Programs 1, 2 and 3 have resulted in a 100% success rate with 23 of the wells now completed; and two additional wells being completed and tested at this time. In seven months the Company will have increased its production capability to over 800 BOE's per day. The Company anticipates it will have 39 wells tied in and on stream by year end (in Canada) and Tudor's future estimated cash flow from these wells will be approximately $1 million per month, assuming an average oil price of $40 Cdn. and $5 Cdn. for natural gas.
Drilling program no. 4 proposes to drill 50 new wells as soon as equipment becomes available. Forty of these wells are to the deeper Mannville zone, with the remaining wells to the Viking. We are assuming an 80% or better success rate as the majority of the proposed wells are step-outs or downspacings to our successful Deal 1, 2 and 3 wells. Tudor will put up 70% of the funding and retain 81% of the profits.
Tudor's working interest share of the projected cost of the 50 well program is $8 million; which funds will be raised through an Offering Memorandum. The market is looking for good quality drilling prospects, and preliminary indications are that funds are readily available for projects of this kind.
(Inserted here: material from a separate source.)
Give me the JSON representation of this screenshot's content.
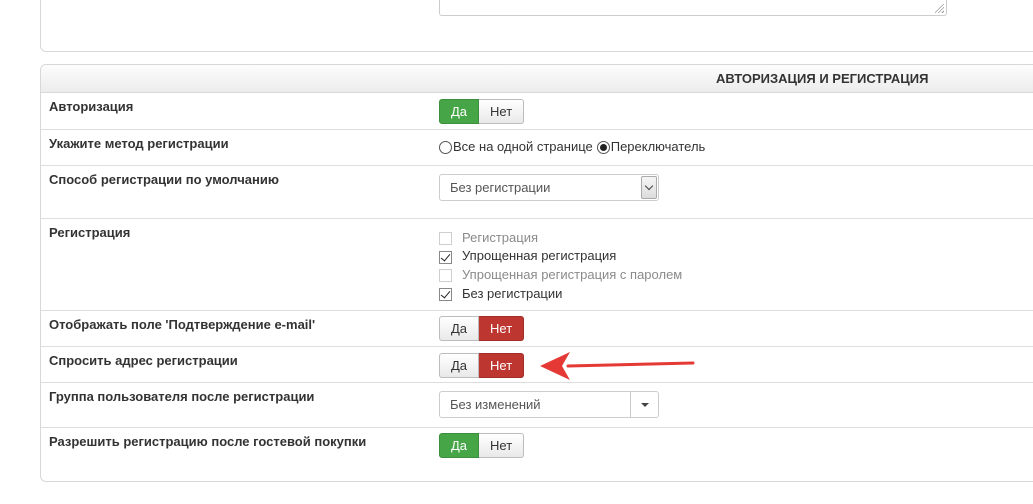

In order to concentrate on oil and gas and our properties in Central Alberta, Tudor is anticipating selling its smaller oil and gas production in the U.S.A.; and discussions continue with other groups that have shown interest in purchasing both its skate sharpening and leather operations. These transactions would bring Tudor back to a pure oil and gas company with its core, or total assets, in Central Alberta.
Negotiations have also been initiated with respect to the purchase of some of our partner's interests in certain of our Canadian wells.
Tudor is debt free; with over $3 million cash on deposit.